Identifying how inflammation affects stroke recovery

A new research grant will enable University of Cincinnati researchers to learn more about how inflammation affects patient recovery after certain kinds of strokes.

Kyle Walsh, MD, is the principal investigator of the CAPSTONE study, and his team received a five-year, $2.5 million grant from the National Institute of Neurological Disorders and Stroke (NINDS).

The name of the study, CAPSTONE, is an acronym for Central And Peripheral STrOke inflammatioN with Exosomes. The research focuses on patient recovery after intracerebral hemorrhage (ICH), a particular type of stroke caused by a blood vessel in the brain rupturing.

ICH strokes account for about 20% of all strokes, but are often deadly and cause high disability. They also occur in Black and Hispanic populations twice as often and an average of 10 years earlier in life compared to their white counterparts.
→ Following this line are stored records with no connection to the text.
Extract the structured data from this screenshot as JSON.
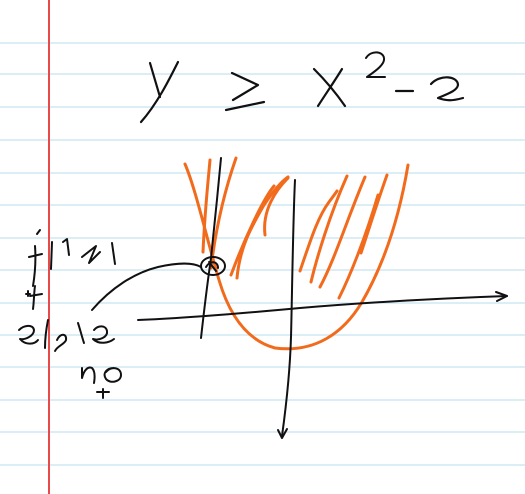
{
  "page": {
    "background": "#ffffff",
    "rule_color": "#cfe7f2",
    "margin_color": "#e84a4a"
  },
  "ink": {
    "black": "#111111",
    "orange": "#f26b1d"
  },
  "handwriting": {
    "inequality": "y ≥ x² − 2",
    "annotation": "if l ≥ l",
    "else_label": "else",
    "no_label": "no"
  }
}
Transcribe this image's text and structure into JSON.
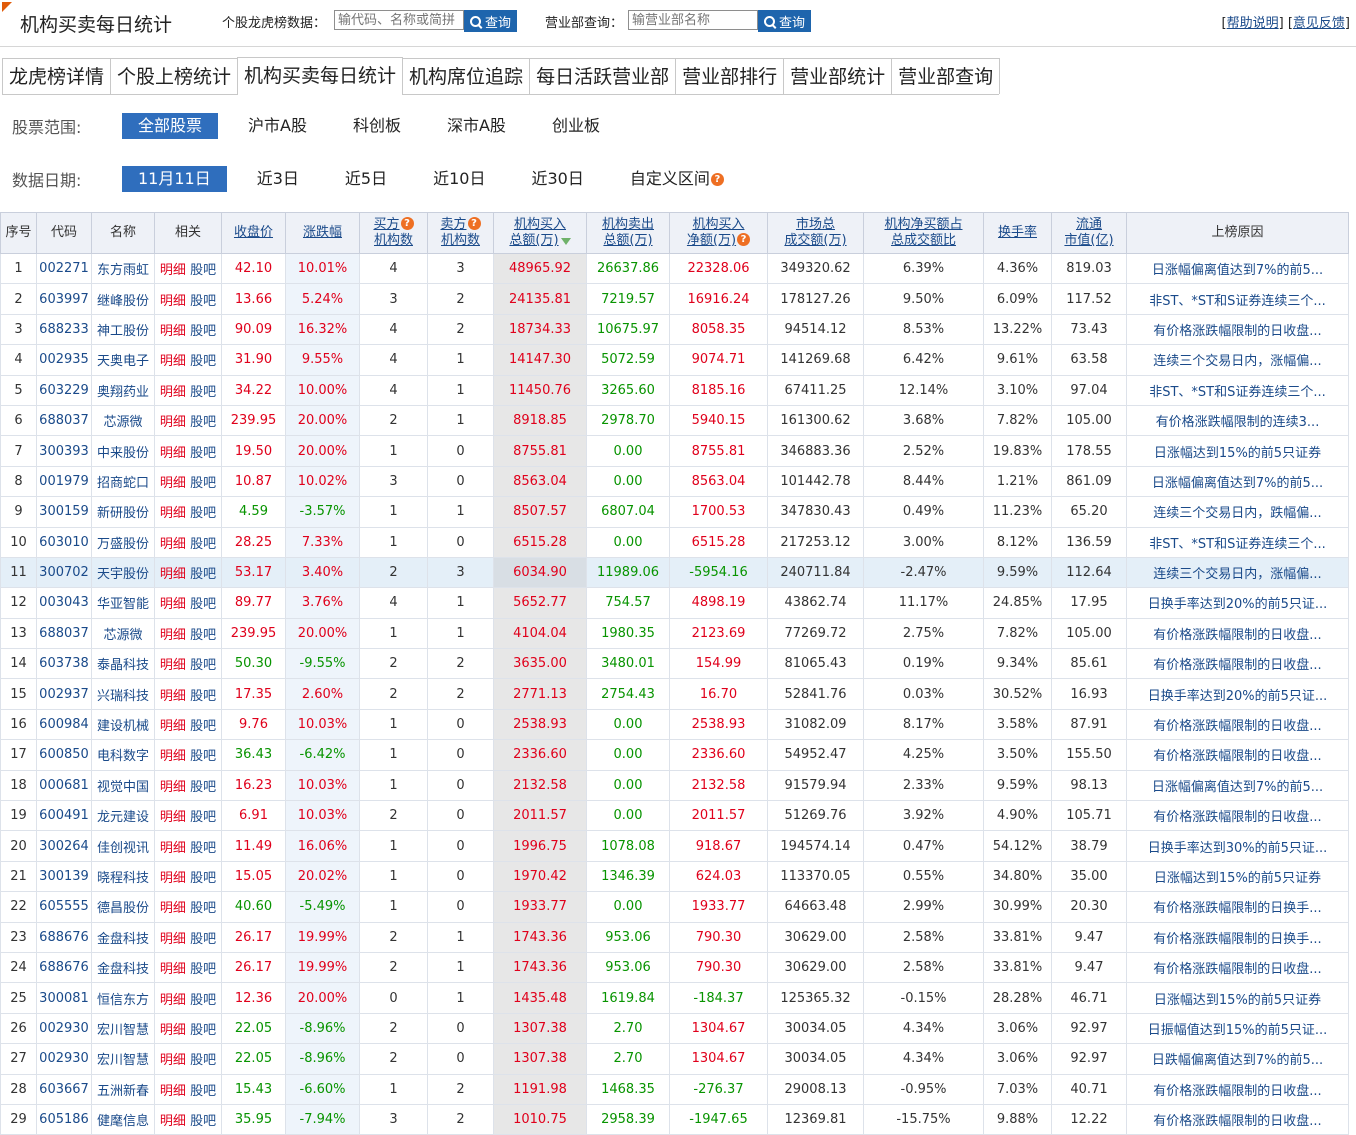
{
  "header": {
    "title": "机构买卖每日统计",
    "stock_search_label": "个股龙虎榜数据：",
    "stock_search_placeholder": "输代码、名称或简拼",
    "search_btn": "查询",
    "branch_search_label": "营业部查询：",
    "branch_search_placeholder": "输营业部名称",
    "help": "帮助说明",
    "feedback": "意见反馈",
    "lb": "[",
    "mid": "]  [",
    "rb": "]"
  },
  "tabs": [
    "龙虎榜详情",
    "个股上榜统计",
    "机构买卖每日统计",
    "机构席位追踪",
    "每日活跃营业部",
    "营业部排行",
    "营业部统计",
    "营业部查询"
  ],
  "filters": {
    "scope_label": "股票范围:",
    "scope": [
      "全部股票",
      "沪市A股",
      "科创板",
      "深市A股",
      "创业板"
    ],
    "date_label": "数据日期:",
    "dates": [
      "11月11日",
      "近3日",
      "近5日",
      "近10日",
      "近30日",
      "自定义区间"
    ]
  },
  "table": {
    "headers": [
      {
        "l1": "序号",
        "l2": ""
      },
      {
        "l1": "代码",
        "l2": ""
      },
      {
        "l1": "名称",
        "l2": ""
      },
      {
        "l1": "相关",
        "l2": ""
      },
      {
        "l1": "收盘价",
        "l2": ""
      },
      {
        "l1": "涨跌幅",
        "l2": ""
      },
      {
        "l1": "买方",
        "l2": "机构数"
      },
      {
        "l1": "卖方",
        "l2": "机构数"
      },
      {
        "l1": "机构买入",
        "l2": "总额(万)"
      },
      {
        "l1": "机构卖出",
        "l2": "总额(万)"
      },
      {
        "l1": "机构买入",
        "l2": "净额(万)"
      },
      {
        "l1": "市场总",
        "l2": "成交额(万)"
      },
      {
        "l1": "机构净买额占",
        "l2": "总成交额比"
      },
      {
        "l1": "换手率",
        "l2": ""
      },
      {
        "l1": "流通",
        "l2": "市值(亿)"
      },
      {
        "l1": "上榜原因",
        "l2": ""
      }
    ],
    "rel_detail": "明细",
    "rel_forum": "股吧",
    "rows": [
      [
        "1",
        "002271",
        "东方雨虹",
        "42.10",
        "10.01%",
        "4",
        "3",
        "48965.92",
        "26637.86",
        "22328.06",
        "349320.62",
        "6.39%",
        "4.36%",
        "819.03",
        "日涨幅偏离值达到7%的前5..."
      ],
      [
        "2",
        "603997",
        "继峰股份",
        "13.66",
        "5.24%",
        "3",
        "2",
        "24135.81",
        "7219.57",
        "16916.24",
        "178127.26",
        "9.50%",
        "6.09%",
        "117.52",
        "非ST、*ST和S证券连续三个..."
      ],
      [
        "3",
        "688233",
        "神工股份",
        "90.09",
        "16.32%",
        "4",
        "2",
        "18734.33",
        "10675.97",
        "8058.35",
        "94514.12",
        "8.53%",
        "13.22%",
        "73.43",
        "有价格涨跌幅限制的日收盘..."
      ],
      [
        "4",
        "002935",
        "天奥电子",
        "31.90",
        "9.55%",
        "4",
        "1",
        "14147.30",
        "5072.59",
        "9074.71",
        "141269.68",
        "6.42%",
        "9.61%",
        "63.58",
        "连续三个交易日内，涨幅偏..."
      ],
      [
        "5",
        "603229",
        "奥翔药业",
        "34.22",
        "10.00%",
        "4",
        "1",
        "11450.76",
        "3265.60",
        "8185.16",
        "67411.25",
        "12.14%",
        "3.10%",
        "97.04",
        "非ST、*ST和S证券连续三个..."
      ],
      [
        "6",
        "688037",
        "芯源微",
        "239.95",
        "20.00%",
        "2",
        "1",
        "8918.85",
        "2978.70",
        "5940.15",
        "161300.62",
        "3.68%",
        "7.82%",
        "105.00",
        "有价格涨跌幅限制的连续3..."
      ],
      [
        "7",
        "300393",
        "中来股份",
        "19.50",
        "20.00%",
        "1",
        "0",
        "8755.81",
        "0.00",
        "8755.81",
        "346883.36",
        "2.52%",
        "19.83%",
        "178.55",
        "日涨幅达到15%的前5只证券"
      ],
      [
        "8",
        "001979",
        "招商蛇口",
        "10.87",
        "10.02%",
        "3",
        "0",
        "8563.04",
        "0.00",
        "8563.04",
        "101442.78",
        "8.44%",
        "1.21%",
        "861.09",
        "日涨幅偏离值达到7%的前5..."
      ],
      [
        "9",
        "300159",
        "新研股份",
        "4.59",
        "-3.57%",
        "1",
        "1",
        "8507.57",
        "6807.04",
        "1700.53",
        "347830.43",
        "0.49%",
        "11.23%",
        "65.20",
        "连续三个交易日内，跌幅偏..."
      ],
      [
        "10",
        "603010",
        "万盛股份",
        "28.25",
        "7.33%",
        "1",
        "0",
        "6515.28",
        "0.00",
        "6515.28",
        "217253.12",
        "3.00%",
        "8.12%",
        "136.59",
        "非ST、*ST和S证券连续三个..."
      ],
      [
        "11",
        "300702",
        "天宇股份",
        "53.17",
        "3.40%",
        "2",
        "3",
        "6034.90",
        "11989.06",
        "-5954.16",
        "240711.84",
        "-2.47%",
        "9.59%",
        "112.64",
        "连续三个交易日内，涨幅偏..."
      ],
      [
        "12",
        "003043",
        "华亚智能",
        "89.77",
        "3.76%",
        "4",
        "1",
        "5652.77",
        "754.57",
        "4898.19",
        "43862.74",
        "11.17%",
        "24.85%",
        "17.95",
        "日换手率达到20%的前5只证..."
      ],
      [
        "13",
        "688037",
        "芯源微",
        "239.95",
        "20.00%",
        "1",
        "1",
        "4104.04",
        "1980.35",
        "2123.69",
        "77269.72",
        "2.75%",
        "7.82%",
        "105.00",
        "有价格涨跌幅限制的日收盘..."
      ],
      [
        "14",
        "603738",
        "泰晶科技",
        "50.30",
        "-9.55%",
        "2",
        "2",
        "3635.00",
        "3480.01",
        "154.99",
        "81065.43",
        "0.19%",
        "9.34%",
        "85.61",
        "有价格涨跌幅限制的日收盘..."
      ],
      [
        "15",
        "002937",
        "兴瑞科技",
        "17.35",
        "2.60%",
        "2",
        "2",
        "2771.13",
        "2754.43",
        "16.70",
        "52841.76",
        "0.03%",
        "30.52%",
        "16.93",
        "日换手率达到20%的前5只证..."
      ],
      [
        "16",
        "600984",
        "建设机械",
        "9.76",
        "10.03%",
        "1",
        "0",
        "2538.93",
        "0.00",
        "2538.93",
        "31082.09",
        "8.17%",
        "3.58%",
        "87.91",
        "有价格涨跌幅限制的日收盘..."
      ],
      [
        "17",
        "600850",
        "电科数字",
        "36.43",
        "-6.42%",
        "1",
        "0",
        "2336.60",
        "0.00",
        "2336.60",
        "54952.47",
        "4.25%",
        "3.50%",
        "155.50",
        "有价格涨跌幅限制的日收盘..."
      ],
      [
        "18",
        "000681",
        "视觉中国",
        "16.23",
        "10.03%",
        "1",
        "0",
        "2132.58",
        "0.00",
        "2132.58",
        "91579.94",
        "2.33%",
        "9.59%",
        "98.13",
        "日涨幅偏离值达到7%的前5..."
      ],
      [
        "19",
        "600491",
        "龙元建设",
        "6.91",
        "10.03%",
        "2",
        "0",
        "2011.57",
        "0.00",
        "2011.57",
        "51269.76",
        "3.92%",
        "4.90%",
        "105.71",
        "有价格涨跌幅限制的日收盘..."
      ],
      [
        "20",
        "300264",
        "佳创视讯",
        "11.49",
        "16.06%",
        "1",
        "0",
        "1996.75",
        "1078.08",
        "918.67",
        "194574.14",
        "0.47%",
        "54.12%",
        "38.79",
        "日换手率达到30%的前5只证..."
      ],
      [
        "21",
        "300139",
        "晓程科技",
        "15.05",
        "20.02%",
        "1",
        "0",
        "1970.42",
        "1346.39",
        "624.03",
        "113370.05",
        "0.55%",
        "34.80%",
        "35.00",
        "日涨幅达到15%的前5只证券"
      ],
      [
        "22",
        "605555",
        "德昌股份",
        "40.60",
        "-5.49%",
        "1",
        "0",
        "1933.77",
        "0.00",
        "1933.77",
        "64663.48",
        "2.99%",
        "30.99%",
        "20.30",
        "有价格涨跌幅限制的日换手..."
      ],
      [
        "23",
        "688676",
        "金盘科技",
        "26.17",
        "19.99%",
        "2",
        "1",
        "1743.36",
        "953.06",
        "790.30",
        "30629.00",
        "2.58%",
        "33.81%",
        "9.47",
        "有价格涨跌幅限制的日换手..."
      ],
      [
        "24",
        "688676",
        "金盘科技",
        "26.17",
        "19.99%",
        "2",
        "1",
        "1743.36",
        "953.06",
        "790.30",
        "30629.00",
        "2.58%",
        "33.81%",
        "9.47",
        "有价格涨跌幅限制的日收盘..."
      ],
      [
        "25",
        "300081",
        "恒信东方",
        "12.36",
        "20.00%",
        "0",
        "1",
        "1435.48",
        "1619.84",
        "-184.37",
        "125365.32",
        "-0.15%",
        "28.28%",
        "46.71",
        "日涨幅达到15%的前5只证券"
      ],
      [
        "26",
        "002930",
        "宏川智慧",
        "22.05",
        "-8.96%",
        "2",
        "0",
        "1307.38",
        "2.70",
        "1304.67",
        "30034.05",
        "4.34%",
        "3.06%",
        "92.97",
        "日振幅值达到15%的前5只证..."
      ],
      [
        "27",
        "002930",
        "宏川智慧",
        "22.05",
        "-8.96%",
        "2",
        "0",
        "1307.38",
        "2.70",
        "1304.67",
        "30034.05",
        "4.34%",
        "3.06%",
        "92.97",
        "日跌幅偏离值达到7%的前5..."
      ],
      [
        "28",
        "603667",
        "五洲新春",
        "15.43",
        "-6.60%",
        "1",
        "2",
        "1191.98",
        "1468.35",
        "-276.37",
        "29008.13",
        "-0.95%",
        "7.03%",
        "40.71",
        "有价格涨跌幅限制的日收盘..."
      ],
      [
        "29",
        "605186",
        "健麾信息",
        "35.95",
        "-7.94%",
        "3",
        "2",
        "1010.75",
        "2958.39",
        "-1947.65",
        "12369.81",
        "-15.75%",
        "9.88%",
        "12.22",
        "有价格涨跌幅限制的日收盘..."
      ]
    ]
  },
  "colors": {
    "up": "#e0001b",
    "down": "#089400",
    "link": "#1a4a8a",
    "accent": "#2f6ebd"
  }
}
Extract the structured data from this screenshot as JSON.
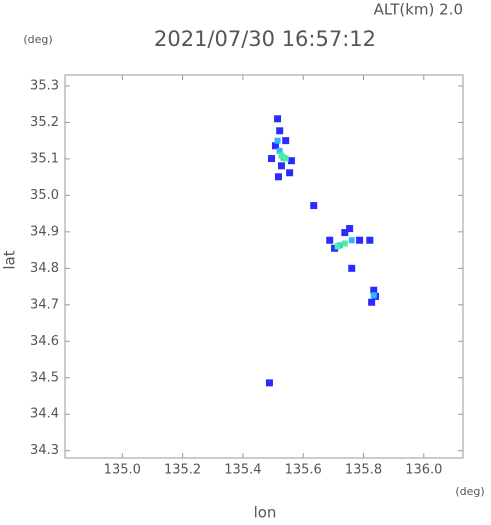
{
  "chart_data": {
    "type": "scatter",
    "title": "2021/07/30 16:57:12",
    "subtitle": "ALT(km) 2.0",
    "x_label": "lon",
    "y_label": "lat",
    "x_unit": "(deg)",
    "y_unit": "(deg)",
    "xlim": [
      134.81,
      136.13
    ],
    "ylim": [
      34.28,
      35.33
    ],
    "xticks": [
      {
        "value": 135.0,
        "label": "135.0"
      },
      135.2,
      135.4,
      135.6,
      135.8,
      {
        "value": 136.0,
        "label": "136.0"
      }
    ],
    "yticks": [
      34.3,
      34.4,
      34.5,
      34.6,
      34.7,
      34.8,
      34.9,
      {
        "value": 35.0,
        "label": "35.0"
      },
      35.1,
      35.2,
      35.3
    ],
    "series": [
      {
        "color": "#2b2bff",
        "x": [
          135.515,
          135.522,
          135.508,
          135.528,
          135.555,
          135.495,
          135.542,
          135.561,
          135.688,
          135.738,
          135.787,
          135.821,
          135.754,
          135.704,
          135.761,
          135.834,
          135.827,
          135.84,
          135.635,
          135.488,
          135.518
        ],
        "y": [
          35.21,
          35.177,
          35.136,
          35.081,
          35.062,
          35.101,
          35.15,
          35.095,
          34.877,
          34.898,
          34.877,
          34.877,
          34.909,
          34.855,
          34.8,
          34.74,
          34.707,
          34.723,
          34.972,
          34.486,
          35.051
        ]
      },
      {
        "color": "#2fb8ff",
        "x": [
          135.522,
          135.535,
          135.515,
          135.721,
          135.761,
          135.834
        ],
        "y": [
          35.122,
          35.103,
          35.15,
          34.863,
          34.877,
          34.726
        ]
      },
      {
        "color": "#4cf09a",
        "x": [
          135.528,
          135.542,
          135.714,
          135.738
        ],
        "y": [
          35.109,
          35.101,
          34.86,
          34.868
        ]
      }
    ]
  }
}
Walsh explained that the brain suffers injury from the bleeding itself during an ICH stroke, called the “primary injury,” but following this a number of inflammatory processes occur both inside the brain and in the circulating blood. Previous research has suggested that while some of these inflammatory processes help repair the damage, others are harmful and contribute to a “secondary injury.”

Daniel Woo, MD, co-investigator of the study, said sometimes inflammation can persist and become chronic in the brain long after it has done its job, which is believed to lead to neurodegeneration. Nearly 40% of patients who survive an ICH stroke develop progressive cognitive decline, comparable to dementia, within a few years after the stroke occurred, he said.